3 min readMay 14, 2021

I would like to update everyone on where we are with some of the stability improvements our teams are working on since our last production incident. Delivering happiness to our customers is a #1 priority for us and our teams continue to work round the clock to deliver new modules, enhancements, reducing technical debt and improving the quality of the deliverables and our service availability.

Production infrastructure audit and changes

We have completed a full audit of our WAF policies and made some changes to the enforcement rules so that we don’t auto shutdown services or interfaces even if there is an attack on our infrastructure. This was one of the root causes of an incident that brought our service down in the recent past. All of these changes are tested and are enabled in all of our clusters.

Chaos testing

We have started the practice of performing chaos engineering on our production in maintenance windows. This is an important exercise that any SaaS platform to perform periodically. You just have to expect that every one of your sub system will go down at random times (and in random order) in production and have contingency plans either to gracefully fail over or in remote cases, bring the service back in few minutes. Our team have brought down the data plane (Mongo, Timescale etc.) completely, our Redis cluster, and some services in control plane and verified that we either failed over or maintain partial service availability for few mins till we transition to the backup. We are going to continue this exercise for the rest of the services and cycle through them every 90 days.

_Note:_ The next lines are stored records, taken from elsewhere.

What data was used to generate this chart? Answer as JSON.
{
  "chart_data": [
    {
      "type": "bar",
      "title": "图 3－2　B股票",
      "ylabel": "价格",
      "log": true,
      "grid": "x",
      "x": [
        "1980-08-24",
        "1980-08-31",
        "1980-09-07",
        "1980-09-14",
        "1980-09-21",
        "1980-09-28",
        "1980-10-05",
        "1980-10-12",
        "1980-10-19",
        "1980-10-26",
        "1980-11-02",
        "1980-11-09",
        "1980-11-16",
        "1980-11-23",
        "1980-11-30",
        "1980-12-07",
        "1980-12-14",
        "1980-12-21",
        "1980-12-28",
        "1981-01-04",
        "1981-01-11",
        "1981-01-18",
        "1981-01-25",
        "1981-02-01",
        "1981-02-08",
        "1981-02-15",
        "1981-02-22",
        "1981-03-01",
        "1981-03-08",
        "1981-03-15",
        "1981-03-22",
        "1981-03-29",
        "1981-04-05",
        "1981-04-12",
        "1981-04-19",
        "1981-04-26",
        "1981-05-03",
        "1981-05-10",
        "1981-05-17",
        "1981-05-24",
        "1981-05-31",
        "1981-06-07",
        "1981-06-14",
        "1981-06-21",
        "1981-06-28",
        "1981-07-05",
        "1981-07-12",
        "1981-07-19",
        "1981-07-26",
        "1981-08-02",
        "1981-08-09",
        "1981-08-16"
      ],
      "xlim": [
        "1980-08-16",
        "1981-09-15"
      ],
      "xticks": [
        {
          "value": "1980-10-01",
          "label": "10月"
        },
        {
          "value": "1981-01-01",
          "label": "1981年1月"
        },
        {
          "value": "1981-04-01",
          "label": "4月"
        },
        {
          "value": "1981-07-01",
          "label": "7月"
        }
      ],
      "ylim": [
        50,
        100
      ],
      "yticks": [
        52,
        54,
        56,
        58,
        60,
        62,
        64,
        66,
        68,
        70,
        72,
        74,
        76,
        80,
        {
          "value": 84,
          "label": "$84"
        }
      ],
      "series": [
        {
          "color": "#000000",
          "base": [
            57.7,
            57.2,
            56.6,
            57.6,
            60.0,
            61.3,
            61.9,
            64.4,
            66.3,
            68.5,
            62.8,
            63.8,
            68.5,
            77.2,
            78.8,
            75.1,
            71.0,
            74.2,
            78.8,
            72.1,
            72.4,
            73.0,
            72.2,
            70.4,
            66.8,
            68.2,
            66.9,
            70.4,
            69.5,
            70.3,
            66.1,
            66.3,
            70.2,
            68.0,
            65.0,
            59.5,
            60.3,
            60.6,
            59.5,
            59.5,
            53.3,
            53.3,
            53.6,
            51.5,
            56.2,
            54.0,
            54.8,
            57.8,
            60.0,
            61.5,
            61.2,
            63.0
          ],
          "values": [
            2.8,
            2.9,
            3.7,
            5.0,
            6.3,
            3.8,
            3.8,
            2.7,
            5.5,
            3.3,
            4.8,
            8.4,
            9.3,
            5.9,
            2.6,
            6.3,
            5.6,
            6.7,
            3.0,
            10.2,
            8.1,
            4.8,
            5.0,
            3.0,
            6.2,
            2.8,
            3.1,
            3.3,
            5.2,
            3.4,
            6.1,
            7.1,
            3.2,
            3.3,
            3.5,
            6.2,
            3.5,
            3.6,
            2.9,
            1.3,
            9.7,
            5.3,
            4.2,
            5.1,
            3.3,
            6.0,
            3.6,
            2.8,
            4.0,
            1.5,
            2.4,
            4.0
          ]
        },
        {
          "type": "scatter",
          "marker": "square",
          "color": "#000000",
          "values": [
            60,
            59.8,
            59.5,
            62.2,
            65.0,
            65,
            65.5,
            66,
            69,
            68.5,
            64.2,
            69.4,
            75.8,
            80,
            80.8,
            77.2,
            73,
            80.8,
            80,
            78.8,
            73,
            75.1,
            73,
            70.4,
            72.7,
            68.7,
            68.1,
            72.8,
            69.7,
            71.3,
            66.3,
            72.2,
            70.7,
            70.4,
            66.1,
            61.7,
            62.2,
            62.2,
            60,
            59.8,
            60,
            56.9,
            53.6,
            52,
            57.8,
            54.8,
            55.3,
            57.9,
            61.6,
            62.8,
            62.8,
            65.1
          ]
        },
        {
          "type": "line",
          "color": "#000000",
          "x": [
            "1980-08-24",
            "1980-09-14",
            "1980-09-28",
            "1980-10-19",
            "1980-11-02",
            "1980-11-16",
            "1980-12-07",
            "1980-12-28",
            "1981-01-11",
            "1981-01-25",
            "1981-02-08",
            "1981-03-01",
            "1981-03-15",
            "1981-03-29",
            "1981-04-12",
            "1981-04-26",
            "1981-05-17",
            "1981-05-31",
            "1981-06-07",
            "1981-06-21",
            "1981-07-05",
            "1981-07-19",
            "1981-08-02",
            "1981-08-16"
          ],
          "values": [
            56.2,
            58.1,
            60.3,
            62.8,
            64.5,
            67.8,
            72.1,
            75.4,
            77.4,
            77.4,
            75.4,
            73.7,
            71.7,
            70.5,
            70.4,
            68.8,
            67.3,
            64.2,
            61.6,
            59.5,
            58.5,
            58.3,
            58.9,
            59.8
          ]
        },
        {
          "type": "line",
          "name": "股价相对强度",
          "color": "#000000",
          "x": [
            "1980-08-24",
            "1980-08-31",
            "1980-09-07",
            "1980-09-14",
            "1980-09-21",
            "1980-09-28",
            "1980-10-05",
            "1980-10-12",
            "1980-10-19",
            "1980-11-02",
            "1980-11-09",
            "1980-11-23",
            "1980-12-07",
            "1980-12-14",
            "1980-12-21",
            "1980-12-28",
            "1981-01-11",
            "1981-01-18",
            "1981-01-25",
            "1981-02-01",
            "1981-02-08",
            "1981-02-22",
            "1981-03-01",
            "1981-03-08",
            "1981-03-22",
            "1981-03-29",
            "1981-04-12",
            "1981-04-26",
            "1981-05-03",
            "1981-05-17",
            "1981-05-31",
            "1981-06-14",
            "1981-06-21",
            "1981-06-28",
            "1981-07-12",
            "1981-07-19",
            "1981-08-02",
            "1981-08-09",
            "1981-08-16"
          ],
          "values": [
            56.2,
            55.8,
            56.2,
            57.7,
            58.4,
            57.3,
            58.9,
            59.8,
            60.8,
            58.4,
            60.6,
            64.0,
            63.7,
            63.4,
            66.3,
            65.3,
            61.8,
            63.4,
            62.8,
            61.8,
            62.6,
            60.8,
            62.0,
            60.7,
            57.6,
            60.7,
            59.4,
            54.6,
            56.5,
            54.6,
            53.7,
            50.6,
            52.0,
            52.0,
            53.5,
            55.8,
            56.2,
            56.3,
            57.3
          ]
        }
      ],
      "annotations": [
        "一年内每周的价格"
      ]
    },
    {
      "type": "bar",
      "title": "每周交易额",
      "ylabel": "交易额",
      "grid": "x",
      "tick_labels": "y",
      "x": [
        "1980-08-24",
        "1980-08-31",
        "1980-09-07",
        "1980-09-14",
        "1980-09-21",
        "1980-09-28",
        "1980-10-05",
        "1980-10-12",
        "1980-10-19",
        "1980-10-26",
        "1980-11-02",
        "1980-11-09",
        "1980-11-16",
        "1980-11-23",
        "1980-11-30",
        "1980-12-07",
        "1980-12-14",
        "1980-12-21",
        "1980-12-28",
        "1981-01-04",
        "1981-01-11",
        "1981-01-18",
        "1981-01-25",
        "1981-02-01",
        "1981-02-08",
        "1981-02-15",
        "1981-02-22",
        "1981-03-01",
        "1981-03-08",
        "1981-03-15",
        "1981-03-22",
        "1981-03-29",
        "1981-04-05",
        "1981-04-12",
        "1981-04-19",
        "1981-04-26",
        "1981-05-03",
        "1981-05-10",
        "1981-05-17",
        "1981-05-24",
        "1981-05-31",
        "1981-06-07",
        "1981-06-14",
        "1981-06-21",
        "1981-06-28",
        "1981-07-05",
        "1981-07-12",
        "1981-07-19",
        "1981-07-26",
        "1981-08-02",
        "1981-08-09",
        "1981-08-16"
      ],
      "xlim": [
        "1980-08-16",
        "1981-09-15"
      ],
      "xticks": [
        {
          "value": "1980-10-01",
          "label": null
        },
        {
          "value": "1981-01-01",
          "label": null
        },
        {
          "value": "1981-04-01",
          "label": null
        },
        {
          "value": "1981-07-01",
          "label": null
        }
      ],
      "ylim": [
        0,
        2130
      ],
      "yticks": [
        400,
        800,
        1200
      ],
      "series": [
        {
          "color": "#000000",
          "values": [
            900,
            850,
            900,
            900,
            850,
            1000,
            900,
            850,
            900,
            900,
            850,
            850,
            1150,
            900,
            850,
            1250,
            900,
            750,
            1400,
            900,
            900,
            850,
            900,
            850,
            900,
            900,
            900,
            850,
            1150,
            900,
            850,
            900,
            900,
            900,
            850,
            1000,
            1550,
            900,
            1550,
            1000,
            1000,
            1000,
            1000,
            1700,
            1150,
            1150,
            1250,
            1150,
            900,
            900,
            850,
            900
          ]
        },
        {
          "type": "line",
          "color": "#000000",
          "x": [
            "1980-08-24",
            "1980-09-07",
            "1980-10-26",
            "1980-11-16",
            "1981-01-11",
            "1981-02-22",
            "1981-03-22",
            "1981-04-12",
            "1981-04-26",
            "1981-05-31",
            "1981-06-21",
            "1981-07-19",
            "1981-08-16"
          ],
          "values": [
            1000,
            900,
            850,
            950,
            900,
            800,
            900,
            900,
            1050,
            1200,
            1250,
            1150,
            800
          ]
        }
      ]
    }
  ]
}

Structural changes to the status pages

As explained in our previous engineering blogs, we have 3 clusters in production and in most cases, an incident in one cluster does not impact the other cluster. It’s important to provide that visibility to our customers. We now expose the cluster information and you can find out which cluster you are in.

More changes are coming to enable you to subscribe to status updates on specific cluster.

Quality enforcement

We now have multiple reviews on index changes and more specifically, anything that is going to trigger a table scan as part of the production release sign off. In addition, we are working on adding more data sets to our QA environments— automation and trying to replicate production data sets in the QA environment and cycles are weapons that help but they are imperfect in many other ways. We continue to explore ways to find issues much earlier in the sprint cycles — the right place to contain them is before a code change gets approved to be merged. We have a very stringent quality enforcement process in place already.

Architectural changes

We are working on completely isolating clusters and that needs some architectural realignments. As explained earlier by Surya Bhagvat, there are two services that are shared across all the clusters — gateway that performs authentication and our UI micro service. We are now working on isolating UI services to be contained in each cluster — this will let us run different versions in each cluster if needed and also isolate issues to specific clusters. Once the UI service isolation is done, we will look into moving the gateway as well and introduce a global look up service to find out the home cluster for a user and route the traffic to the home cluster. These changes will allow us to scale vertically while providing the needed fault isolation.

I will provide an update on the architectural changes in few weeks once we complete them.